We are currently using the function below which isn't a big deal to do, it
just seemed strange to me that the google-api-go-client library had
functions for just about all operations *except* (arguably) the most common
one. So I wanted to make sure I wasn't overlooking something...
func GetFileContents(client *http.Client, bucket string, filepath string)
(io.ReadCloser, error) {
urls :=
"https://www.googleapis.com/storage/v1beta2/b/{bucket}/o/{object}?alt=media"

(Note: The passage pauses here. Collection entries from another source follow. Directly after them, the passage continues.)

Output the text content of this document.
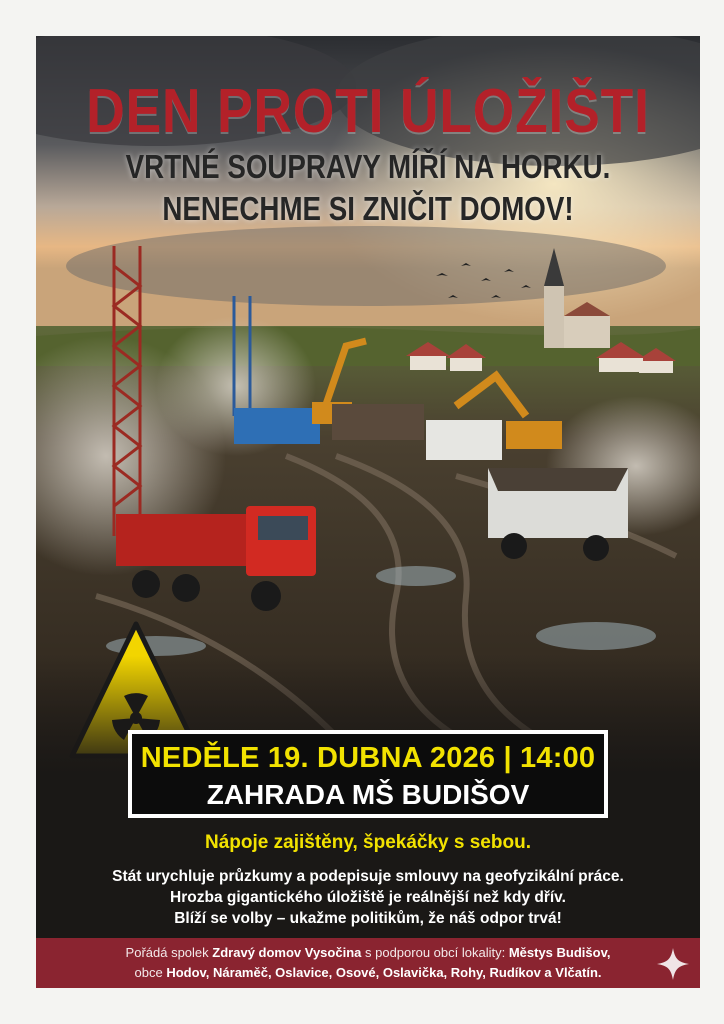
DEN PROTI ÚLOŽIŠTI
VRTNÉ SOUPRAVY MÍŘÍ NA HORKU.
NENECHME SI ZNIČIT DOMOV!
NEDĚLE 19. DUBNA 2026 | 14:00
ZAHRADA MŠ BUDIŠOV
Nápoje zajištěny, špekáčky s sebou.
Stát urychluje průzkumy a podepisuje smlouvy na geofyzikální práce.
Hrozba gigantického úložiště je reálnější než kdy dřív.
Blíží se volby – ukažme politikům, že náš odpor trvá!
Pořádá spolek Zdravý domov Vysočina s podporou obcí lokality: Městys Budišov,
obce Hodov, Náraměč, Oslavice, Osové, Oslavička, Rohy, Rudíkov a Vlčatín.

// you have to do this little dance because (by default) net/url will
normalize URL escaping, which means
// that will undo any "/" -> "%2f" escaping that we need to do to escape
the slashes in the filepath
req, err := http.NewRequest("GET", urls, nil)
if err != nil {
return nil, fmt.Errorf("failed to create http.Request: %s", err)
}
req.URL.Path = strings.Replace(req.URL.Path, "{bucket}",
url.QueryEscape(bucket), 1)
req.URL.Path = strings.Replace(req.URL.Path, "{object}",
url.QueryEscape(filepath), 1)
req.URL.Opaque = "//" + req.URL.Host + req.URL.Path
rsp, err := client.Do(req)
if err != nil {
rsp.Body.Close()
return nil, fmt.Errorf("failed to make http request: %s", err)
}
if rsp.StatusCode != http.StatusOK {
return nil, fmt.Errorf("failed to make http request: %d response",
rsp.StatusCode)
}
return rsp.Body, nil
}
On Monday, April 7, 2014 3:37:56 AM UTC-4, Andrew Gerrand wrote:On 7 April 2014 11:51, Ian Rose <ianr...@gmail.com <javascript:>> wrote:Using the google-api-go-client bindings for GCS (here<
http://godoc.org/code.google.com/p/google-api-go-client/storage/v1beta2>)
I see how to get a file's metadata (via ObjectsService.Get) but how do I
just download the file's actual contents? (note that "just get the file's
metadata, read the mediaLink property out of there and then fetch that
resource" isn't really a viable answer for me as the first fetch is
entirely redundant - a file's medialink is entirely determined by its
bucket and object name).
Why can't you just use the medialink? Why do you need to use the
google-api-go-client to fetch the file if you know the link already?